Uruguay has a few traditions around watching the World Cup, most of them involving food. If the game is in the early morning (as often happens when games are played halfway around the world), families gather around the TV while sipping on the popular local tea called mate. Afternoons will find friends firing up the grill while cheering on the national team.
Javier Anegon loves these traditions, but for the first time in his life he won’t be watching the matches from his native Uruguay. He’s in New York, where he’ll probably be watching the first match—a faceoff between Uruguay and Egypt—with a group of expats from his country. And food will almost certainly be a part of it.
“New York is tough at times,” Anegon says. “You’re by yourself, you’re working a lot, so there’s not much of a community sometimes.”
The 25-year-old native of Montevideo found a community at WeWork, and believe it or not, soccer was the catalyst.
When he was studying psychology at New York University, Anegon woke up early every day to run before his classes. One Friday morning he found himself alone on the field on the roof at Pier 40, which extends into the Hudson River.
Noticing a group of athletes training for a soccer match, Anegon asked if he could join in. The players, members of the WeWork Football Club, were enthusiastic.
“Immediately we had a very good connection to him,” says team manager Avi Yehiel. “You can really see from the first time he’s a great guy.”
In fact, everyone liked having him around, so Anegon began returning for practice every Friday morning.
“Originally, I wasn’t even on the mailing list,” Anegon says. “We were just having a good time.”
Yehiel took Anegon aside, letting him know that they’d love to have him as a permanent member of the team, but that required being a WeWork member.
That conversation turned out to be a major turning point in his life, both personally and professionally.
A native of Uruguay, Anegon had moved to the U.S. to study psychology at Florida’s Lynn University. He had a tennis scholarship, but an injury at 19 left him on the sidelines. He focused on his studies, working through the summers so he could graduate in three years.
A hunger for a faster-paced environment brought him to New York, where last year he earned a master’s degree in industrial organizational psychology at NYU.
In June, after becoming a WeWork member to qualify for the team, Anegon became more interested in WeWork’s mission and community. For one college class for which he had to help a company become more efficient, he jumped on his newfound connection.
His teammates listened to his 20-second pitch for his class, and were so impressed that they brought him in to share his ideas with Adam Amar, then WeWork’s head of Employee Engagement, on how to increase operational effectiveness in the WeWork community.
Anegon built a tight connection to his teammates, who invited him to Summer Camp, WeWork’s annual retreat that brings together members and staffers for a weekend.
“They made it clear that I was one of them pretty quickly,” he says.
Afterward Anegon was offered an internship with WeWork’s Wellness team, where he focused on how soccer, basketball, volleyball, and other team sports can help build a sense of community. Now he’s on staff at WeWork, and it’s no surprise he’s working to help members on the People team.

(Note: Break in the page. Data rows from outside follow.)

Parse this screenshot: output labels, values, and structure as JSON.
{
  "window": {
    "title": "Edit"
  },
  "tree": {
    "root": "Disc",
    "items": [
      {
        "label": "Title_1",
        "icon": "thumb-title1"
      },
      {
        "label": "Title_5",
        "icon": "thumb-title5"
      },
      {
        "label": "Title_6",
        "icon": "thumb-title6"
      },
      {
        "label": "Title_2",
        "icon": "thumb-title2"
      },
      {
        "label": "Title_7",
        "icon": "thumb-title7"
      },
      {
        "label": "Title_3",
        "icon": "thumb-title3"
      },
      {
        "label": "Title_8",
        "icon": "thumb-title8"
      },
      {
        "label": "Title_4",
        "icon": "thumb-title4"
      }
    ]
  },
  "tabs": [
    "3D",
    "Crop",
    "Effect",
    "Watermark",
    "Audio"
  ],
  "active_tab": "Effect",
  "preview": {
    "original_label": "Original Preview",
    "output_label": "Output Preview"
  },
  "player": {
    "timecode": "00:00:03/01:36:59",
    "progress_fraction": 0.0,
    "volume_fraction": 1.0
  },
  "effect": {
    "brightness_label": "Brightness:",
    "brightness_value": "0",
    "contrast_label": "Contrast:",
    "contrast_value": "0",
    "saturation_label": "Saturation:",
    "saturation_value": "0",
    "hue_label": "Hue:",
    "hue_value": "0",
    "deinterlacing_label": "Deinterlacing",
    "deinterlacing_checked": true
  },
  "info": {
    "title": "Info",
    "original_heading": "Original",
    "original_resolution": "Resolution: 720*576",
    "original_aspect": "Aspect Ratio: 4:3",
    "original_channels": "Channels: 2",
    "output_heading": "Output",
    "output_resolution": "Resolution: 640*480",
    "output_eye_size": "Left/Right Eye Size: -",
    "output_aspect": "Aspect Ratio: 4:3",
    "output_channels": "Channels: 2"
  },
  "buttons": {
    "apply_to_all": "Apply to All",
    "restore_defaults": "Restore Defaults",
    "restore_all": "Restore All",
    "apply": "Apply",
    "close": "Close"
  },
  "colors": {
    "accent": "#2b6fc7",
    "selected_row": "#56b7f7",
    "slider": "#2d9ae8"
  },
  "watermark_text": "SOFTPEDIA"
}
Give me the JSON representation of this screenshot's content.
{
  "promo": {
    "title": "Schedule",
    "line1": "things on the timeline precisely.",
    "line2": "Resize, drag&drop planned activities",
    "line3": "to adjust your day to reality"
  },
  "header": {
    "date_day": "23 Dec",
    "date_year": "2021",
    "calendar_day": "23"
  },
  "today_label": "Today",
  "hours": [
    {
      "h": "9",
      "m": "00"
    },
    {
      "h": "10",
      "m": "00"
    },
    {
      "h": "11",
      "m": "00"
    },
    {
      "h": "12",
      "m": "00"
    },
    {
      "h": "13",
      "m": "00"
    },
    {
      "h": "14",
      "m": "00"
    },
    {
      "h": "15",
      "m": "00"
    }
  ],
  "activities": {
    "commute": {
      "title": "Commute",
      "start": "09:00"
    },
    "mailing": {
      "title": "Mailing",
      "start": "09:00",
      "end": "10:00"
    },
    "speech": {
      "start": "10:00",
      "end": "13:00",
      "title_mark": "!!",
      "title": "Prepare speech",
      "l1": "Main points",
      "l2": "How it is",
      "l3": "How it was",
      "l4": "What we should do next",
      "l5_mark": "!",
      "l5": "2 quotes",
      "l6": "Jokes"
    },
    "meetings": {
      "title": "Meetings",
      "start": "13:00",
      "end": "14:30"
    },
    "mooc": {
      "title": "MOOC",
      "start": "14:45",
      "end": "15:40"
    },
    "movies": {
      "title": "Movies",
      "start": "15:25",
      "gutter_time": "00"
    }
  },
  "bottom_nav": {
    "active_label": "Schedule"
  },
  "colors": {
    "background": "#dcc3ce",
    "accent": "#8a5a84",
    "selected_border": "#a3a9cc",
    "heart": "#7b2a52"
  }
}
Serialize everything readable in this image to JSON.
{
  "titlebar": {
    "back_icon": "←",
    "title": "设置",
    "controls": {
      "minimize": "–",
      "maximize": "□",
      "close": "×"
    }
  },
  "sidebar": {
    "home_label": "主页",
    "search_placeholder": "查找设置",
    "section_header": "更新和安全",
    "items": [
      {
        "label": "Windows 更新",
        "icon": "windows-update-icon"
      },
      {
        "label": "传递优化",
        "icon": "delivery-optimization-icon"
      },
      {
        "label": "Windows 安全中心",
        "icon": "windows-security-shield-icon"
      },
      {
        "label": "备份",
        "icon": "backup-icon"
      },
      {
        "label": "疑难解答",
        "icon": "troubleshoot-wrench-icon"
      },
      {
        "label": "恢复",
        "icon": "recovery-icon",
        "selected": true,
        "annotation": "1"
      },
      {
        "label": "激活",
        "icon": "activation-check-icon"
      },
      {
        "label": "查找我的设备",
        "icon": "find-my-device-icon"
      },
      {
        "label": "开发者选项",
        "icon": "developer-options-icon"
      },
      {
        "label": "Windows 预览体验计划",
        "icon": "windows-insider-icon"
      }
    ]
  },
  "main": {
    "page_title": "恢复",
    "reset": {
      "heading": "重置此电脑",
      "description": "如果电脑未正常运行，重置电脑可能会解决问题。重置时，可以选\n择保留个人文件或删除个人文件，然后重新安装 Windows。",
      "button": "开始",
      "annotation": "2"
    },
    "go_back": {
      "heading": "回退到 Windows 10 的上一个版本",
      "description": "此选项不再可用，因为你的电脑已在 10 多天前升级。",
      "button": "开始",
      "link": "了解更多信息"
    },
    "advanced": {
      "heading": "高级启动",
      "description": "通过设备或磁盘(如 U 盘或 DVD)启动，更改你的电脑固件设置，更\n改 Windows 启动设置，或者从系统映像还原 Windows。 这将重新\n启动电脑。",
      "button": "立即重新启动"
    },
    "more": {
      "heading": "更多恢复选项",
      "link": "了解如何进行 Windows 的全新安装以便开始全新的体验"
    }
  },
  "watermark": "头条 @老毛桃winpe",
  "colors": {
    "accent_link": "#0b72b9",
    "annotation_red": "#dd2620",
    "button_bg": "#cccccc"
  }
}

Anegon says he’s experienced firsthand the power of community. When he first came to study in the U.S., he didn’t speak much English and relied on a tight-knit group of students to help him succeed in the classroom.
And, perhaps most of all, he found a group of like-minded people on the soccer team.
“When I came to New York I had no family or friends,” he says. “But I wasn’t the only one. WeWork truly changed my experience of living in New York.”